5
На то, чтобы составить этот текст, у меня ушло несколько дней. Я постоянно редактировал сам себя, вносил правки, пока не добился ясности и краткости изложения. При этом проявил свою научную позицию, отбросив в сторону любые идеологические наслоения.
Если в будущем мне представится возможность продолжить свои размышления, я, конечно же, это сделаю. Но сейчас обыденность заставляла отложить бумагу в сторону. Пришло срочное сообщение – пропал наш груз. Кто-то совершил нападение на машину и унёс всё, что там находилось. Для постороннего человека вещи, которые там перевозились, не представляли никакой ценности, особенно в военное время. Кому понадобится сейчас старое пианино, дряхлое кресло и набор шаров? Их и в пищу не употребишь, и в бой с ними не пойдёшь.

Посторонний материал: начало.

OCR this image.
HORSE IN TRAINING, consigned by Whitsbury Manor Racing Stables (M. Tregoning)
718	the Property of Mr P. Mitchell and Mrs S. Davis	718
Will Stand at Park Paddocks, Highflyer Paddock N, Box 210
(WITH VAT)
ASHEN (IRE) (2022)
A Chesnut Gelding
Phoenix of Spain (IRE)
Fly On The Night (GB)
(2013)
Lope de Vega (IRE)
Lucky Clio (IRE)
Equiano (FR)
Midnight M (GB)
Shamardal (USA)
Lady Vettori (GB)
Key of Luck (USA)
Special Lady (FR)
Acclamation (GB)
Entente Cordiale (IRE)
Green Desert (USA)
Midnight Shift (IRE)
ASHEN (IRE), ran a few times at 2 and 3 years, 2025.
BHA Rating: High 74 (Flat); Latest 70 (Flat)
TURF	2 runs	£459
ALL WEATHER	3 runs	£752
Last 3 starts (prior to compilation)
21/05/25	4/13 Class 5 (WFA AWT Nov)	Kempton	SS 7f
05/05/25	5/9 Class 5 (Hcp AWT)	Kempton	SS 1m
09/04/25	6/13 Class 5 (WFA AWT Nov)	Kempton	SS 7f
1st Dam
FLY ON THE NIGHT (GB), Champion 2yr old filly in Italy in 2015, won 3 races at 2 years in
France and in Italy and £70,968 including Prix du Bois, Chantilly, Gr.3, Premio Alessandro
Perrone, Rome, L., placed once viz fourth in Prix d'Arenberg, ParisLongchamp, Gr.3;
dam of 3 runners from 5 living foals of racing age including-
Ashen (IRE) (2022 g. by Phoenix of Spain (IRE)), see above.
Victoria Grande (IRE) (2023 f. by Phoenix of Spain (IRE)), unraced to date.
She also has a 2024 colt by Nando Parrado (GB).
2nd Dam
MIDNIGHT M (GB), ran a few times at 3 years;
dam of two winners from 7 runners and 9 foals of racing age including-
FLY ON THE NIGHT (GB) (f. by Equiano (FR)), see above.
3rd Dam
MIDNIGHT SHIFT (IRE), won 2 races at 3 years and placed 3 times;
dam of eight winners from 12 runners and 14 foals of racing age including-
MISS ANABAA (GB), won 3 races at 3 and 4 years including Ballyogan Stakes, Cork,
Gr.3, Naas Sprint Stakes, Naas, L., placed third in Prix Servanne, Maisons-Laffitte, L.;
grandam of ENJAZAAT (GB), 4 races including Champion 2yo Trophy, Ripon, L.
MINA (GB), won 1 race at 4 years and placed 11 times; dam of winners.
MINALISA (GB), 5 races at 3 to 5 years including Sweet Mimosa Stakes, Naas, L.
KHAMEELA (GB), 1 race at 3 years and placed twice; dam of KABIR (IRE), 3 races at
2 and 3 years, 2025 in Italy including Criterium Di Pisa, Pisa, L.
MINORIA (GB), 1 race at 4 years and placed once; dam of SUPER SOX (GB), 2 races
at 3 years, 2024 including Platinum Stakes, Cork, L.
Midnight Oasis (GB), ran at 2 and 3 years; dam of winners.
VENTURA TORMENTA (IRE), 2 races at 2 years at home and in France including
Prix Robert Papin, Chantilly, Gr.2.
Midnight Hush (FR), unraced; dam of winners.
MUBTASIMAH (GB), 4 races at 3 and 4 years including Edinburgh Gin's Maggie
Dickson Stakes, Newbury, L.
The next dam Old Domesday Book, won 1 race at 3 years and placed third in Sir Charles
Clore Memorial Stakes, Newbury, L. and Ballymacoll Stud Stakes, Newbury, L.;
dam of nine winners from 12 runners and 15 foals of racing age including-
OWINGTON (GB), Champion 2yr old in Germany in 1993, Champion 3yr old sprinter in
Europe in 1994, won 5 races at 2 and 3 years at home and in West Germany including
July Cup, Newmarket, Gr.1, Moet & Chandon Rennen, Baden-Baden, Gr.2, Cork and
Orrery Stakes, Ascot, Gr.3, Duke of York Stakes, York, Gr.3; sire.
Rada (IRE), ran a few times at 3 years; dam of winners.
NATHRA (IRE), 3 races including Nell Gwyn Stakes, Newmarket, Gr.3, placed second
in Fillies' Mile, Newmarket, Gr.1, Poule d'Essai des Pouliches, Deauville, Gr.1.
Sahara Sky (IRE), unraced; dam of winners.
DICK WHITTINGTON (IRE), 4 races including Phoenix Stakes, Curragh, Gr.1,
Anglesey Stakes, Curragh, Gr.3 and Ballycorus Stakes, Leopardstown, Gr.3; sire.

Полковник Карл Фридрих был вне себя от ярости. Как же так! Он ведь всё предусмотрел, учёл, просчитал. Хорошо, что хоть мы (я и полковник Шуберт) оказались вне подозрения. Но тот же доктор Эрих Вайсберг упрямо утверждал, что совершено всё по воле Провидения. Не желает оно, чтобы крымская рулетка покидала пределы Крыма. Второе происшествие подряд! Только слепой не видит здесь знаковой предопределённости. Многие с доктором соглашались. Даже полковник Шуберт стал сомневаться в правильности нашего решения отправить рулетку в Германию.
Я отмежевался от всех этих разговоров и не высказывал собственной точки зрения. Кому она сейчас интересна? К тому же у меня имелась собственная информация, которую никак нельзя было разглашать.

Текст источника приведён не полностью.